Skateboarders Velocity is given as
v=3t-0.2t^2
What is his max velocity
To get the max velocity, first, differentiate the velocity equation with respect to time. Then equate to zero:
dv/dt = 3 - 0.4t
0 = 3 - 0.4t
0.4t = 3
t = 7.5
Substitute to the original equation:
v = 3t-0.2t^2
v = 3(7.5) - 0.2(7.5)^2
v = ?
Or you may also want to plot the equation. You should get a parabola which has a maximum. That max point corresponds to the velocity (y-coordinate) at a particular time (x-coordinate).
Hope this helps~ :)
THANKS MATE !
To find the maximum velocity, we need to determine the critical points of the velocity function. In this case, the velocity function is given by v = 3t - 0.2t^2.

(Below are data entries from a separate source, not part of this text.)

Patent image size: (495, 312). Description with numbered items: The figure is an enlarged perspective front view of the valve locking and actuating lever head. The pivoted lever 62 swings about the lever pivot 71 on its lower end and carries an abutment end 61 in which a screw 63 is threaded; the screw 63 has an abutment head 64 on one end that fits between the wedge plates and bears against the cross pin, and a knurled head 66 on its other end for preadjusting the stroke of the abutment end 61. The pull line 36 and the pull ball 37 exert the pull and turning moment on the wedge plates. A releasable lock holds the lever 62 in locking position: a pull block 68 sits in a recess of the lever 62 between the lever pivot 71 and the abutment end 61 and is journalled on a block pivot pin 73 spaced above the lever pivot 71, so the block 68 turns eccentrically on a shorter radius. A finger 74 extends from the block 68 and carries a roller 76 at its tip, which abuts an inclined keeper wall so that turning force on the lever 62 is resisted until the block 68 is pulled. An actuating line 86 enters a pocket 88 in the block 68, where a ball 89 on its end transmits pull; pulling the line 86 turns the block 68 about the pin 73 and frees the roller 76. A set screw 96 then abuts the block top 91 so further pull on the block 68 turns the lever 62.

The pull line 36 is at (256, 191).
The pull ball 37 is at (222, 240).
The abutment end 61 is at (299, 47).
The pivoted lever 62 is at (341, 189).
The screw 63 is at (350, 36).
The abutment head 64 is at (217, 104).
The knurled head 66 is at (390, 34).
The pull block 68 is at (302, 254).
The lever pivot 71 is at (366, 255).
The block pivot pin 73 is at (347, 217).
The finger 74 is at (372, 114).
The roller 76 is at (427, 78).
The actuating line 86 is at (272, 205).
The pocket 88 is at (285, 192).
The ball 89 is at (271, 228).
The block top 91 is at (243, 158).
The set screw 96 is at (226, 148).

To find the critical points, we need to find the values of t where the derivative of the velocity function equals zero. Differentiating the velocity function with respect to t, we get:
dv/dt = 3 - 0.4t
To find the critical points, we set the derivative equal to zero and solve for t:
3 - 0.4t = 0
0.4t = 3
t = 3/0.4
t = 7.5
We have found that the critical point is t = 7.5. To determine whether it is a maximum or minimum, we can take the second derivative:
d^2v/dt^2 = -0.4
Since the second derivative is negative, it means that the critical point represents a maximum. Therefore, the maximum velocity occurs when t = 7.5.
To find the corresponding velocity, substitute t = 7.5 back into the velocity function:
v = 3(7.5) - 0.2(7.5)^2
v = 22.5 - 0.2(56.25)
v = 22.5 - 11.25
v = 11.25
Hence, the maximum velocity of the skateboarder is 11.25 units per time.